Here, we create a global variable: updateKey because we’ll make use of it in multiple functions. The viewContact function gets the ID of the table row which contains the clicked button.

Then, it uses the localForage getItem method to retrieve values from a single key-value pair entry matching the supplied key from the offline database. It then displays the returned values as values of the modal inputs and sets the modal display to block.

We’ve also attached click event listeners to all edit buttons within the load event for the same reason as in the previous step.

Next, we need to write a function to take care of the second part of the update task which happens when the update button on the modal is clicked:

const updateContact = async() => {

    try{
        const updatedClient ={
            clientName: document.getElementById("editName").value,
            clientPhone: document.getElementById("editPhone").value,
            clientNeed: document.getElementById("editNeed").value,
        }

        let updatedRow = `<tr id="${updateKey}">
                        <td>${updatedClient.clientName}</td>
                        <td>${updatedClient.clientPhone}</td>
                        <td>${updatedClient.clientNeed}</td>
                        <td><button class="edit">Edit</button></td>
                        <td><button class="delete"> Delete</button></td>
                    </tr>`

        document.getElementById(`${updateKey}`).remove();
        document.querySelector('tbody').insertAdjacentHTML('afterbegin', updatedRow);

        await ContactTable.setItem(updateKey, updatedClient);

        document.getElementById("modal").style.display= "none";

        alert('Contact updated successfully');
    }catch(err){
        console.log(err.message);
    }
}


document.getElementById('update').addEventListener('click', async(e) => {
    e.preventDefault();
    await updateContact();
})

The updateContact function gets the updated customer’s details from the modal inputs and then forms an HTML table row with those details using template literals.
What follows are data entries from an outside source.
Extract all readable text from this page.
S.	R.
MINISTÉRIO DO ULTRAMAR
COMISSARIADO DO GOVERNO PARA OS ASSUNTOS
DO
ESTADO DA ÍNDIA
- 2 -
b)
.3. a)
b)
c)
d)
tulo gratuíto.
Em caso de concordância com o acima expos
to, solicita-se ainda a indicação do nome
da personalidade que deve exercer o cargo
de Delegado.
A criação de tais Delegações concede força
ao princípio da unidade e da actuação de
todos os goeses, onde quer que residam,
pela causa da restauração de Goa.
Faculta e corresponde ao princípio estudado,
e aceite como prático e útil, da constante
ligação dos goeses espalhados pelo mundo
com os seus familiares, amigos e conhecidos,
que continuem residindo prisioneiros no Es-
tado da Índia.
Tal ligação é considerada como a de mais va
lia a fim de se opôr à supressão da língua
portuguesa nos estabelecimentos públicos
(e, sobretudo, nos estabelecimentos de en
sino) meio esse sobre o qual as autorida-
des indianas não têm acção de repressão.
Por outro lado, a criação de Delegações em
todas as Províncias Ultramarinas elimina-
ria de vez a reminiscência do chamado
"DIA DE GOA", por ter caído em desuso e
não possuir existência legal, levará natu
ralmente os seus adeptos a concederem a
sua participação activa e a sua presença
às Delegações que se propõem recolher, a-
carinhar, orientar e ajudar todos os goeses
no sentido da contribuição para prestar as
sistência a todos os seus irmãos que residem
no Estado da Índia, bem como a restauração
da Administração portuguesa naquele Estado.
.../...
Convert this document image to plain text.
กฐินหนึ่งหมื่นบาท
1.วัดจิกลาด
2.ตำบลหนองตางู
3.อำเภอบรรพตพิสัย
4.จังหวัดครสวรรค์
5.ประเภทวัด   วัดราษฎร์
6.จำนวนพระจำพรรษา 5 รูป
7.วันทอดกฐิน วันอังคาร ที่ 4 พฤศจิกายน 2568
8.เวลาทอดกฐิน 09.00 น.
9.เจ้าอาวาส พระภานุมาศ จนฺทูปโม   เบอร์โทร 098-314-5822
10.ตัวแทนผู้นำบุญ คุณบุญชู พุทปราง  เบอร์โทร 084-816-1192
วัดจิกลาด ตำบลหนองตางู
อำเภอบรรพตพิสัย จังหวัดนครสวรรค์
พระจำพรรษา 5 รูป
Then it appends the created row to the beginning of the table after deleting the row with the previous data from the table.

Whew! Give yourself a pat on the back. You’ve successfully built a fully functional offline CRUD app using localForage.

There were some repetitions in our code in order to aid understanding. You can attempt to DRY it out. Also, you can take a look at the full codebase on this github repo and check out a live demo here.

The next step is to implement background syncing into the storage flow. Depending on the remote database you decide to use, your mode of approach will differ. Not to worry, I’ve added some articles below to help you get started.

If you’d like to see a demo project with all the concepts discussed here in action, check out this expense and income tracker PWA that I built a while ago with indexedDB. It works fully offline.

Take a look at the controller.js file, line 56 and sw.js, line 98 to see how I implemented background syncing to a remote firebase database.

Conclusion

In this article, I introduced you to the power and incredible usefulness of browser offline storages and how the localForage library makes working with and managing them a lot easier. I also showed you how to perform basic CRUD functions on browser storage using localForage. Now, go build something awesome with this newly gained knowledge!